Kaleemullah/bert-base-uncased-ad-nonad-classifier

Model Description

This model is a fine-tuned version of bert-base-uncased, specifically tailored for distinguishing between advertising (ad) and non-advertising (non-ad) text content. It is designed to understand the nuances and language patterns that differentiate promotional content from other types of text.

Intended Use

Primary Use Case: Text classification, specifically identifying whether a given piece of text is an advertisement or not.
Out-of-Scope Use Cases: This model is not intended for understanding context beyond the binary classification of ads vs. non-ads. It should not be used for complex natural language understanding tasks like sentiment analysis, question-answering, etc.

Training Data

The model was trained on a balanced dataset consisting of 40,000 examples, with 20,000 ads and 20,000 non-ads.

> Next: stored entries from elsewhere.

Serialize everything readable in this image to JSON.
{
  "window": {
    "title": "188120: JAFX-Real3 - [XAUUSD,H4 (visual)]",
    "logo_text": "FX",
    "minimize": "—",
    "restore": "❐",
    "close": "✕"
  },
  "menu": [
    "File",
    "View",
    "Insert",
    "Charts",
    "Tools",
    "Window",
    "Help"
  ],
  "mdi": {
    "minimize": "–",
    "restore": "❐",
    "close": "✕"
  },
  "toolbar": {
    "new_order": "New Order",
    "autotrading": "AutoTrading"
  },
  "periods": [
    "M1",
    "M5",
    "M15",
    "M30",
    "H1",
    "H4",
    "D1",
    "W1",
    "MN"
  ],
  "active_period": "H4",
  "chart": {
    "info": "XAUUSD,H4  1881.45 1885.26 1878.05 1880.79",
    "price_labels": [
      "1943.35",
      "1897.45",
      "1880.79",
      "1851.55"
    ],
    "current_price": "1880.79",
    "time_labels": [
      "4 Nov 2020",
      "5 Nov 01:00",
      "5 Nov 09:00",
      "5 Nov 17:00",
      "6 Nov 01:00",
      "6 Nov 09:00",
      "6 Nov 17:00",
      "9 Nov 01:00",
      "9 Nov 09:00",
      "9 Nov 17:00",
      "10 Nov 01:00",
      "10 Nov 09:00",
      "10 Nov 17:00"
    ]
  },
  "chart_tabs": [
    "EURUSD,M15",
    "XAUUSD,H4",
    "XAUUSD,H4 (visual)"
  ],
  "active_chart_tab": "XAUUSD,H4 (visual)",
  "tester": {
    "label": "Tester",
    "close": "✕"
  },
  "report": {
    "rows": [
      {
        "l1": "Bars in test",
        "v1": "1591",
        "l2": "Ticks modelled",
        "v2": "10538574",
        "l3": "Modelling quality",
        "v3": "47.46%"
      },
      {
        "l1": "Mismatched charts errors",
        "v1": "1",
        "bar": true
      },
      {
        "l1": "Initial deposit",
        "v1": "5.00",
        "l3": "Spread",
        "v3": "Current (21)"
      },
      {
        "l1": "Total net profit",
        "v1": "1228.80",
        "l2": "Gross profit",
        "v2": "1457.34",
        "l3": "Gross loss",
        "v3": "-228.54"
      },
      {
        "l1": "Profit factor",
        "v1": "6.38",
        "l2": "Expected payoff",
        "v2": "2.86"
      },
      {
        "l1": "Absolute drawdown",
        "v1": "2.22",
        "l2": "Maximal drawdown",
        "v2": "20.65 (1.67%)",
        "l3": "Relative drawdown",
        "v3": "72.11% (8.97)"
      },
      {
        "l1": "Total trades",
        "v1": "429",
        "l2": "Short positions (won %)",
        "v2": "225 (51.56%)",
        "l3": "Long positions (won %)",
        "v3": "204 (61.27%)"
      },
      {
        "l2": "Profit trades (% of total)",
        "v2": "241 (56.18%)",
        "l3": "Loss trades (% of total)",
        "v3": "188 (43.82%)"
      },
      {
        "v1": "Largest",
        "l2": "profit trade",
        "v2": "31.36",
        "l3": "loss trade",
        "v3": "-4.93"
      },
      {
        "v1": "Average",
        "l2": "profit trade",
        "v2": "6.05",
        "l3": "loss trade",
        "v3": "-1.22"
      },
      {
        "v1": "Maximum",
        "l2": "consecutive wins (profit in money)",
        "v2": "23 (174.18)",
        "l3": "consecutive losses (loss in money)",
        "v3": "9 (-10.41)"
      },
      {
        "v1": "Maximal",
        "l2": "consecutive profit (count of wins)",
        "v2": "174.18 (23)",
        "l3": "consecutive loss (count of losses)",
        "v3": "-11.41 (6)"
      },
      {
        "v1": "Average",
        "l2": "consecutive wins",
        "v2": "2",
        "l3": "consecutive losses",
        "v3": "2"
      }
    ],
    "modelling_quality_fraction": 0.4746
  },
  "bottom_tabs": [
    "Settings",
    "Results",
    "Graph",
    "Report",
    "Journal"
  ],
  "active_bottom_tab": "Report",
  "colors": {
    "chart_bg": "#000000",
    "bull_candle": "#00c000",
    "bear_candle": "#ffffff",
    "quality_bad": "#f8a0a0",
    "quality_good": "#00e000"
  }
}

Each text entry was preprocessed and tokenized using the BERT tokenizer.

Training Procedure

Preprocessing: Text entries were tokenized using BertTokenizer with a maximum length of 512 tokens.
Fine-Tuning: The model was fine-tuned on the preprocessed data for 3 epochs using the Hugging Face transformers Trainer API.
Evaluation Metrics: The model's performance was evaluated based on accuracy, precision, recall, and F1-score.

Performance

The model achieved the following metrics on the test dataset:

Accuracy: 99.71%
Precision: 99.76%
Recall: 99.67%
F1-score: 99.72%

Note: this model meant to be update soon (it is overfitting on one Non-Ad Catagory (will be updated soon))

How to Use

from transformers import BertTokenizer, BertForSequenceClassification
import torch

model_name = "Kaleemullah/bert-base-uncased-ad-nonad-classifier"
tokenizer = BertTokenizer.from_pretrained(model_name)
model = BertForSequenceClassification.from_pretrained(model_name)

def predict(text):
    inputs = tokenizer(text, padding=True, truncation=True, max_length=512, return_tensors="pt")
    with torch.no_grad():
        outputs = model(**inputs)
    prediction = torch.argmax(outputs.logits, dim=-1).numpy()[0]
    return "Ad" if prediction == 1 else "Non-Ad"

# Example
predict("Your example text here")